Eric Ramirez-Ferrero '85
Eric Ramirez-Ferrero’s graduate studies in anthropology at Stanford and public health at Johns Hopkins led him into a career as a public health advocate, whose work has focused on family and reproductive health issues in Tanzania and Mozambique, among other places.
After being named a Population Fellow at the University of Michigan’s School of Public Health, he was selected by EngenderHealth-Tanzania, a nonprofit funded by USAID, to direct their new CHAMPION Project (Channeling Men’s Positive Involvement in the National HIV/AIDS Response). The five-year initiative was designed to promote gender equality and to increase men’s involvement in family health with the goal of lowering rates of HIV/AIDS, maternal mortality, gender-based violence, and unintended pregnancy. The five-year, $26 million, USAID-funded project was the largest and most comprehensive male involvement initiative in the world.

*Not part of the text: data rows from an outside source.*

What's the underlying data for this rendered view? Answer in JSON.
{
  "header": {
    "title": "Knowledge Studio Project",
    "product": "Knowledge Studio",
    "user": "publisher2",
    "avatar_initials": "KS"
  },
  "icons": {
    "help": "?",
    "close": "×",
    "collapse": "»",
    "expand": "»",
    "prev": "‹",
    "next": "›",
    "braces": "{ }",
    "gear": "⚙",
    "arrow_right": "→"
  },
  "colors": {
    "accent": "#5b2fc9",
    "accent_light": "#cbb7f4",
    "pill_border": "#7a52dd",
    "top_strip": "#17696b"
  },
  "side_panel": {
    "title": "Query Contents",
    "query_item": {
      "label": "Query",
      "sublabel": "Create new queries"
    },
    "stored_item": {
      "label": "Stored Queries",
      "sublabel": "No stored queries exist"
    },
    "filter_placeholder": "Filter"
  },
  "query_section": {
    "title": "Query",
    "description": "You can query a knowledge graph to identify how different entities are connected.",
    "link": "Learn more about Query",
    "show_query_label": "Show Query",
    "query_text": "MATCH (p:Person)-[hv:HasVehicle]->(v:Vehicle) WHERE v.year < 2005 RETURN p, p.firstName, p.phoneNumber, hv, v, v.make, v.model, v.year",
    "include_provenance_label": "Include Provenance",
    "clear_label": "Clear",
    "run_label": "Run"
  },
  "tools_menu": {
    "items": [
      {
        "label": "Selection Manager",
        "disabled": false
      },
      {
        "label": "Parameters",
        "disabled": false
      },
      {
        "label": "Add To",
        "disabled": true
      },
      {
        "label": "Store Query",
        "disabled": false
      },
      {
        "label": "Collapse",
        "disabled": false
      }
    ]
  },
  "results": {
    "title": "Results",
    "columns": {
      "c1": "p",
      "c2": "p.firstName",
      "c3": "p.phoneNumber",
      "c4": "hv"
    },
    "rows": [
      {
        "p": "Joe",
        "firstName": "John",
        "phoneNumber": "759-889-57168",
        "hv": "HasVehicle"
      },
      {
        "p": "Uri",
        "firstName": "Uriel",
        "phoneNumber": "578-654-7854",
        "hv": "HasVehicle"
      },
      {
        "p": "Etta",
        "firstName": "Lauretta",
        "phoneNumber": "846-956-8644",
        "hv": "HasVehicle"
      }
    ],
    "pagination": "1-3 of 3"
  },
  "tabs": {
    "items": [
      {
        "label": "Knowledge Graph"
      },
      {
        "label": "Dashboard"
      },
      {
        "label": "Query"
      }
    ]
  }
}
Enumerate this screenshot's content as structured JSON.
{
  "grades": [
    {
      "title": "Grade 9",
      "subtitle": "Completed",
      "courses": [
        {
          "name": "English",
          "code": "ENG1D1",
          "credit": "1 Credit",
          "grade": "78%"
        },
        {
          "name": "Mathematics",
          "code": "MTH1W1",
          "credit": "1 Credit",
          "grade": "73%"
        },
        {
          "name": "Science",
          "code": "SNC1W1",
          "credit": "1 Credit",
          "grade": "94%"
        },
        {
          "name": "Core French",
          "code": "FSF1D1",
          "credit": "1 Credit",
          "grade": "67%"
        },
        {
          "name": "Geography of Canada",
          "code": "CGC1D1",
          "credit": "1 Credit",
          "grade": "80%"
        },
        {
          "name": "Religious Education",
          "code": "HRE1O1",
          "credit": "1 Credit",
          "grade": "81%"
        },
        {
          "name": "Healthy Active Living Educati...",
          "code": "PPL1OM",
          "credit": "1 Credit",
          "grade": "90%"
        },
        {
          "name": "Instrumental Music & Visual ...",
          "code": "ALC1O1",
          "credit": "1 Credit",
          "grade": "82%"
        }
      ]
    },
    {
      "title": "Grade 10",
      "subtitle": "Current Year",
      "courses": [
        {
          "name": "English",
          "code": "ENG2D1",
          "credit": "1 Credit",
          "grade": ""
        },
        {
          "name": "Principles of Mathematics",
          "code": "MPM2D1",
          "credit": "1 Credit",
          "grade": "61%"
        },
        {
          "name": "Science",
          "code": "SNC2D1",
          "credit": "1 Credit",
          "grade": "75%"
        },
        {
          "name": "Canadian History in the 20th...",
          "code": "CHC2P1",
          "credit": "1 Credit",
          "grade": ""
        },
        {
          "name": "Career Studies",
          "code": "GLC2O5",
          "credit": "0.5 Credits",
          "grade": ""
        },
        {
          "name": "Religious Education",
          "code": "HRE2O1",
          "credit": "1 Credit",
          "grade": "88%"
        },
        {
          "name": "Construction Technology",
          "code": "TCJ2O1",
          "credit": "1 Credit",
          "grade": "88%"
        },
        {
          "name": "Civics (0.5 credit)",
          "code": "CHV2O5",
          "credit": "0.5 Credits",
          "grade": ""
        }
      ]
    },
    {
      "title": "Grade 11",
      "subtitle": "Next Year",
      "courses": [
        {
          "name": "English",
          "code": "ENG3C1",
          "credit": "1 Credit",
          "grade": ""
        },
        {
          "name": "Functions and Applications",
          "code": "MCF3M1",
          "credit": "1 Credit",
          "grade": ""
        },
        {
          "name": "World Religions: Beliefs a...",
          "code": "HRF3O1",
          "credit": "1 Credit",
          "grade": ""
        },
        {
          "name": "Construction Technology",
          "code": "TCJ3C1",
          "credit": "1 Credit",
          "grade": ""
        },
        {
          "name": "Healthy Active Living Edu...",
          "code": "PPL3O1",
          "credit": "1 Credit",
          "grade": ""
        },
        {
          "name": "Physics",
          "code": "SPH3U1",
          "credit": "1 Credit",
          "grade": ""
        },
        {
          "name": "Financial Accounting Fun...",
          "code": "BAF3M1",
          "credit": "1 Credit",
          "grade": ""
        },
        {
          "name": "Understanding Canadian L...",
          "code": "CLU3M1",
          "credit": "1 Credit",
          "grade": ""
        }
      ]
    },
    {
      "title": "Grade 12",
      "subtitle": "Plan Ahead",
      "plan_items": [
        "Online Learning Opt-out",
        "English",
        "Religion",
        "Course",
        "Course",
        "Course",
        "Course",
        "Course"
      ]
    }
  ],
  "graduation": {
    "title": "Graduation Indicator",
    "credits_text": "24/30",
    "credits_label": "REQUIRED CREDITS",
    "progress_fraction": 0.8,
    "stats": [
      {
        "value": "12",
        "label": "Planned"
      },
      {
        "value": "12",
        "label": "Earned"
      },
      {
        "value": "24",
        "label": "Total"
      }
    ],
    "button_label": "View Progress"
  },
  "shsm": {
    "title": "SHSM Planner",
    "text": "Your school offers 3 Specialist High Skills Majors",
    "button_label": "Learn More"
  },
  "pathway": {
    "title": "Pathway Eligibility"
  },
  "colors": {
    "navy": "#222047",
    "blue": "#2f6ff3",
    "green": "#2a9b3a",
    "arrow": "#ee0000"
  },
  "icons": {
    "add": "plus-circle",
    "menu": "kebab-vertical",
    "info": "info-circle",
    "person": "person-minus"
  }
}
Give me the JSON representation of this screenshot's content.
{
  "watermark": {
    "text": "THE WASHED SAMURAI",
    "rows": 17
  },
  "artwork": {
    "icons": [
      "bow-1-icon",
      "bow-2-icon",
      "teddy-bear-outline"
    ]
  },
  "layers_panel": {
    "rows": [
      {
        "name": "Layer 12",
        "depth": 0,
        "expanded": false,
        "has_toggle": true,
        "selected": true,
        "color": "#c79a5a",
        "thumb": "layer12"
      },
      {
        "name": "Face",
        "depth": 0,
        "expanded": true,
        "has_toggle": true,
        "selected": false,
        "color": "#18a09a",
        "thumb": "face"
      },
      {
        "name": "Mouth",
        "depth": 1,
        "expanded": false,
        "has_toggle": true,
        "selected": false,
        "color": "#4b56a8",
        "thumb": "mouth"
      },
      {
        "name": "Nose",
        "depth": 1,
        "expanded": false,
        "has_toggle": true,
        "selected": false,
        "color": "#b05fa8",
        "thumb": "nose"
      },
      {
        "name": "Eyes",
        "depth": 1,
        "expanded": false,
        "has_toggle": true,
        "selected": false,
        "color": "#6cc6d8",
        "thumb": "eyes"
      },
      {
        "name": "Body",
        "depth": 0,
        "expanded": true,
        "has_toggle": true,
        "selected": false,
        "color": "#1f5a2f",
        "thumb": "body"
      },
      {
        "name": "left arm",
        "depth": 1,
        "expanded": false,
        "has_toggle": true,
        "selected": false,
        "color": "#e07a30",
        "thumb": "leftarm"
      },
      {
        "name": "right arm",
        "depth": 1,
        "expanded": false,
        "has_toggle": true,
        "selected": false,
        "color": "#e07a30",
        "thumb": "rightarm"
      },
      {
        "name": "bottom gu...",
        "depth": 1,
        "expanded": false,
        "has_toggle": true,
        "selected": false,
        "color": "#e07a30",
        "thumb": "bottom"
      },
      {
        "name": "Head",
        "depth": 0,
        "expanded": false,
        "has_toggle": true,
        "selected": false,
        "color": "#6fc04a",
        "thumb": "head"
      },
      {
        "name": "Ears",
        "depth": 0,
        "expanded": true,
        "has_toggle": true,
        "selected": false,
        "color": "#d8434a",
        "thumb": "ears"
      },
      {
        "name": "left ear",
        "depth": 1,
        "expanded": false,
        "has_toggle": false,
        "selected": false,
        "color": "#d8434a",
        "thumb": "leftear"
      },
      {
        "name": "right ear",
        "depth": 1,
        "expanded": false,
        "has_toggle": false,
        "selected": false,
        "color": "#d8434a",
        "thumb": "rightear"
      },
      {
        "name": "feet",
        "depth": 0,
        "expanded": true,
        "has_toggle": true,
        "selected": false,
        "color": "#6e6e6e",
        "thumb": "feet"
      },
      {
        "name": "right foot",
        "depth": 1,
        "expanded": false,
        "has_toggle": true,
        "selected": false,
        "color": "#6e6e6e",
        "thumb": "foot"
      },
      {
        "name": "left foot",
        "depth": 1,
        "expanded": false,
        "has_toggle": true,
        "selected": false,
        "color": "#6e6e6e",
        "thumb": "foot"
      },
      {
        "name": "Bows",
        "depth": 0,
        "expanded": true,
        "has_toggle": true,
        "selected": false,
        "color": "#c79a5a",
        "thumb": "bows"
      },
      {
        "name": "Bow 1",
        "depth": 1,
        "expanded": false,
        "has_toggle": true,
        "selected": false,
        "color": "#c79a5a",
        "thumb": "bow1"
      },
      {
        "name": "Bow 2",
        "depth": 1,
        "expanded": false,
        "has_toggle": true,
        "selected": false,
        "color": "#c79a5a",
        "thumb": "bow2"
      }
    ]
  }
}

Ramirez-Ferrero is currently chief of party for a Johns Hopkins affiliated program, Jhpiego, based in Mozambique, overseeing the “Maternal and Child Survival Program,” a $44 million project funded by USAID.
In addition, Ramirez-Ferrero is the author of Troubled Fields: Men, Emotions, and the Crisis in American Farming, a work of medical ethnography that addresses the epidemic of suicides among men working in U.S. agriculture. The book has been widely and warmly reviewed since its release.